Councillors had sought more clarification on what constituted a “local person” following a family’s successful plea to build an affordable home on the island.
In December, Anglesey Planning Committee members approved the outline plan to build the dwelling at Cefn Trefor in Trefor despite warnings that allowing it would be contrary to the Joint Local Development Plan (JLDP).
As a result, committee members were asked to define the term ‘Local Need’ when it comes to future planning applications with the couple having lived “all their lives” in the same council ward, now living three miles away from the proposed site.
But the policy’s definition of ‘local’ was more constrained than simply living in the same electoral ward, with officers of the view that the application did not meet all the necessary criteria.

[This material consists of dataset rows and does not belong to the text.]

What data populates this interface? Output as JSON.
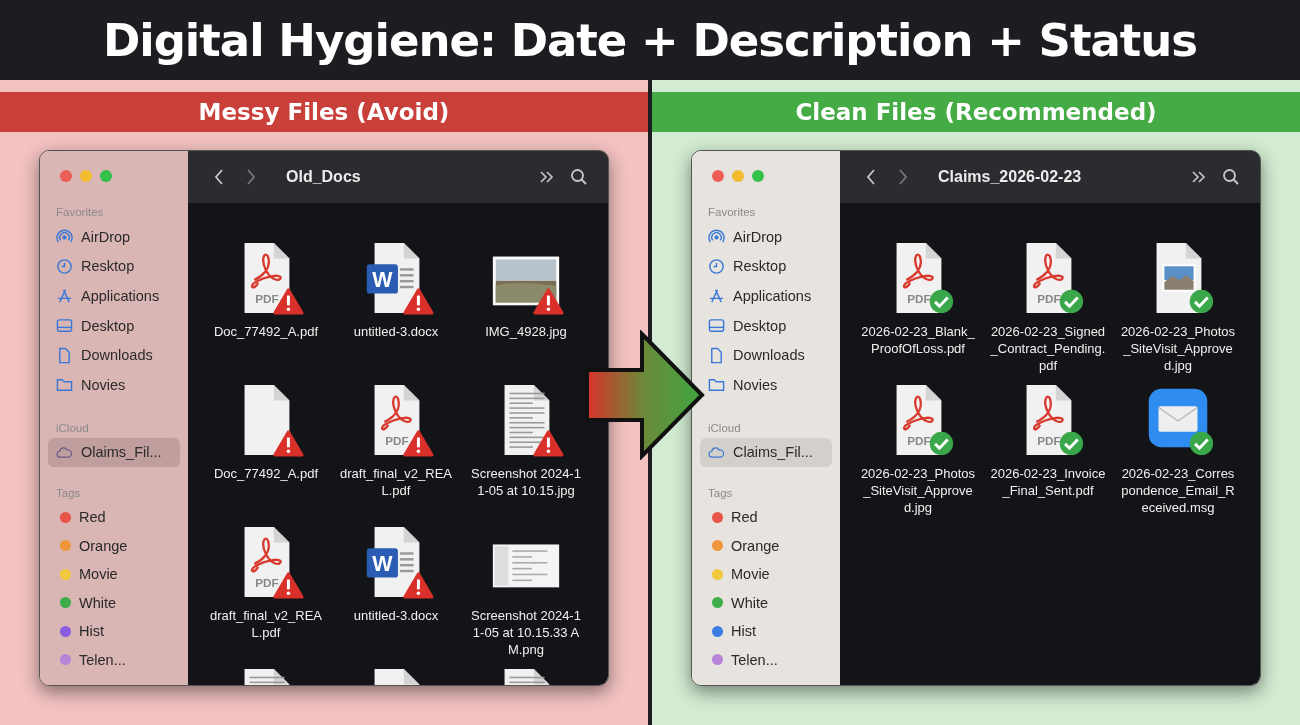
{
  "title": "Digital Hygiene: Date + Description + Status",
  "panels": [
    {
      "heading": "Messy Files (Avoid)",
      "recommended": false,
      "window": {
        "folder": "Old_Docs",
        "favorites_label": "Favorites",
        "favorites": [
          {
            "label": "AirDrop",
            "kind": "airdrop"
          },
          {
            "label": "Resktop",
            "kind": "clock"
          },
          {
            "label": "Applications",
            "kind": "apps"
          },
          {
            "label": "Desktop",
            "kind": "desktop"
          },
          {
            "label": "Downloads",
            "kind": "doc"
          },
          {
            "label": "Novies",
            "kind": "folder"
          }
        ],
        "icloud_label": "iCloud",
        "icloud": [
          {
            "label": "Olaims_Fil...",
            "selected": true
          }
        ],
        "tags_label": "Tags",
        "tags": [
          {
            "label": "Red",
            "color": "#e8554a"
          },
          {
            "label": "Orange",
            "color": "#f0953a"
          },
          {
            "label": "Movie",
            "color": "#f2c83c"
          },
          {
            "label": "White",
            "color": "#3fae4a"
          },
          {
            "label": "Hist",
            "color": "#8a5ce0"
          },
          {
            "label": "Telen...",
            "color": "#b884d8"
          }
        ],
        "files": [
          {
            "name": "Doc_77492_A.pdf",
            "kind": "pdf",
            "icon_text": "PDF",
            "warning": true,
            "approved": false
          },
          {
            "name": "untitled-3.docx",
            "kind": "word",
            "icon_text": "W",
            "warning": true,
            "approved": false
          },
          {
            "name": "IMG_4928.jpg",
            "kind": "photo",
            "warning": true,
            "approved": false
          },
          {
            "name": "Doc_77492_A.pdf",
            "kind": "blank",
            "warning": true,
            "approved": false
          },
          {
            "name": "draft_final_v2_REAL.pdf",
            "kind": "pdf",
            "icon_text": "PDF",
            "warning": true,
            "approved": false
          },
          {
            "name": "Screenshot 2024-11-05 at 10.15.jpg",
            "kind": "scan",
            "warning": true,
            "approved": false
          },
          {
            "name": "draft_final_v2_REAL.pdf",
            "kind": "pdf",
            "icon_text": "PDF",
            "warning": true,
            "approved": false
          },
          {
            "name": "untitled-3.docx",
            "kind": "word",
            "icon_text": "W",
            "warning": true,
            "approved": false
          },
          {
            "name": "Screenshot 2024-11-05 at 10.15.33 AM.png",
            "kind": "screenshot",
            "warning": false,
            "approved": false
          },
          {
            "kind": "scan"
          },
          {
            "kind": "blank"
          },
          {
            "kind": "scan"
          }
        ]
      }
    },
    {
      "heading": "Clean Files (Recommended)",
      "recommended": true,
      "window": {
        "folder": "Claims_2026-02-23",
        "favorites_label": "Favorites",
        "favorites": [
          {
            "label": "AirDrop",
            "kind": "airdrop"
          },
          {
            "label": "Resktop",
            "kind": "clock"
          },
          {
            "label": "Applications",
            "kind": "apps"
          },
          {
            "label": "Desktop",
            "kind": "desktop"
          },
          {
            "label": "Downloads",
            "kind": "doc"
          },
          {
            "label": "Novies",
            "kind": "folder"
          }
        ],
        "icloud_label": "iCloud",
        "icloud": [
          {
            "label": "Claims_Fil...",
            "selected": true
          }
        ],
        "tags_label": "Tags",
        "tags": [
          {
            "label": "Red",
            "color": "#e8554a"
          },
          {
            "label": "Orange",
            "color": "#f0953a"
          },
          {
            "label": "Movie",
            "color": "#f2c83c"
          },
          {
            "label": "White",
            "color": "#3fae4a"
          },
          {
            "label": "Hist",
            "color": "#3b7de0"
          },
          {
            "label": "Telen...",
            "color": "#b884d8"
          }
        ],
        "files": [
          {
            "name": "2026-02-23_Blank_ProofOfLoss.pdf",
            "kind": "pdf",
            "icon_text": "PDF",
            "warning": false,
            "approved": true
          },
          {
            "name": "2026-02-23_Signed_Contract_Pending.pdf",
            "kind": "pdf",
            "icon_text": "PDF",
            "warning": false,
            "approved": true
          },
          {
            "name": "2026-02-23_Photos_SiteVisit_Approved.jpg",
            "kind": "photo_doc",
            "warning": false,
            "approved": true
          },
          {
            "name": "2026-02-23_Photos_SiteVisit_Approved.jpg",
            "kind": "pdf",
            "icon_text": "PDF",
            "warning": false,
            "approved": true
          },
          {
            "name": "2026-02-23_Invoice_Final_Sent.pdf",
            "kind": "pdf",
            "icon_text": "PDF",
            "warning": false,
            "approved": true
          },
          {
            "name": "2026-02-23_Correspondence_Email_Received.msg",
            "kind": "mail",
            "warning": false,
            "approved": true
          }
        ]
      }
    }
  ]
}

The policy in place at the time stated that only ‘local need’ affordable housing should be provided in ‘cluster’ communities such as Trefor, with the wording that only those “resident within the cluster or in the surrounding rural area for a continuous period of five years or more” should be eligible.
But after being unable to agree on a definition of “local”, members voted to send the item to be discussed by a future meeting of Anglesey and Gwynedd’s Joint Local Development Plan Committee for further deliberation.

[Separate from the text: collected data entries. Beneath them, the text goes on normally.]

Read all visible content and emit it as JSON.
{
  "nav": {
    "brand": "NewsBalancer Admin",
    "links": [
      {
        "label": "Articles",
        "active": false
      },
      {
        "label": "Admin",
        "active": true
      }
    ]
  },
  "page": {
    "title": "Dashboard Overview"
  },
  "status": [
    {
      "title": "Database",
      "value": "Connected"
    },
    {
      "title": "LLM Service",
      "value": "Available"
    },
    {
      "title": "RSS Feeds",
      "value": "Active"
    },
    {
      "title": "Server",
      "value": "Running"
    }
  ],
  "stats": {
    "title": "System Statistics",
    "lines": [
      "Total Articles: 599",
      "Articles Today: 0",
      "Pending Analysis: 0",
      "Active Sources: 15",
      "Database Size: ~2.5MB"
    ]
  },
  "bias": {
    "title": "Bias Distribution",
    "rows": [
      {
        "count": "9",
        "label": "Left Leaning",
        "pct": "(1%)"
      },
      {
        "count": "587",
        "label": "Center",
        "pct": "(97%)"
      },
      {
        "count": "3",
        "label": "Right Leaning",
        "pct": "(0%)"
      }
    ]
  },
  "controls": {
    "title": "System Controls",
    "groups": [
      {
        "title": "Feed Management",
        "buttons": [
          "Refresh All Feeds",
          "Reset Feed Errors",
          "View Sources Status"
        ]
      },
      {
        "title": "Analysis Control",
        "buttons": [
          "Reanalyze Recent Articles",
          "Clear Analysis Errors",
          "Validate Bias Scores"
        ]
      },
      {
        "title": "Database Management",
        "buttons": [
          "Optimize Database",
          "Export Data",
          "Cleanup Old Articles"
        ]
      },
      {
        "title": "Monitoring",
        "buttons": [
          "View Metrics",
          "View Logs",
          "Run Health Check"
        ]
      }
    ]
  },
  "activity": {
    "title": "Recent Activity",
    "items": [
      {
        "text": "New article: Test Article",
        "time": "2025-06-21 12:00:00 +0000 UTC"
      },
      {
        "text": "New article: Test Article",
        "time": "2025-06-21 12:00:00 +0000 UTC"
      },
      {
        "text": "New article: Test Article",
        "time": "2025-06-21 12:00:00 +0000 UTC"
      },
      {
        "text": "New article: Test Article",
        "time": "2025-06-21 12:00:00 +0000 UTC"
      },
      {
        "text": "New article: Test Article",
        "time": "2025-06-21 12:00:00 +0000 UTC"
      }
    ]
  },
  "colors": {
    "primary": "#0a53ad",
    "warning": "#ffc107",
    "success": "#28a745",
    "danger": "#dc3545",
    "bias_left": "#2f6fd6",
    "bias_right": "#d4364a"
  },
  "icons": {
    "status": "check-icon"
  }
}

The committee unanimously approved the clearer guidelines that state the definition of ‘surrounding rural area’ for applications within local, coastal or rural villages or a clusters as being a distance of ‘6km from the site of the application’.
Committee member Cllr Ken Hughes told last week’s meeting in Llangefni: “I’m pleased that you’ve given fair consideration to the meaning of ‘local’.
“It’s fair to say that I felt previously that we were held hostage and the previous guidelines actually stopped rather than encouraged local people to build affordable homes.”
With the statutory consultation now having been completed, the new guidelines have now been formally adopted.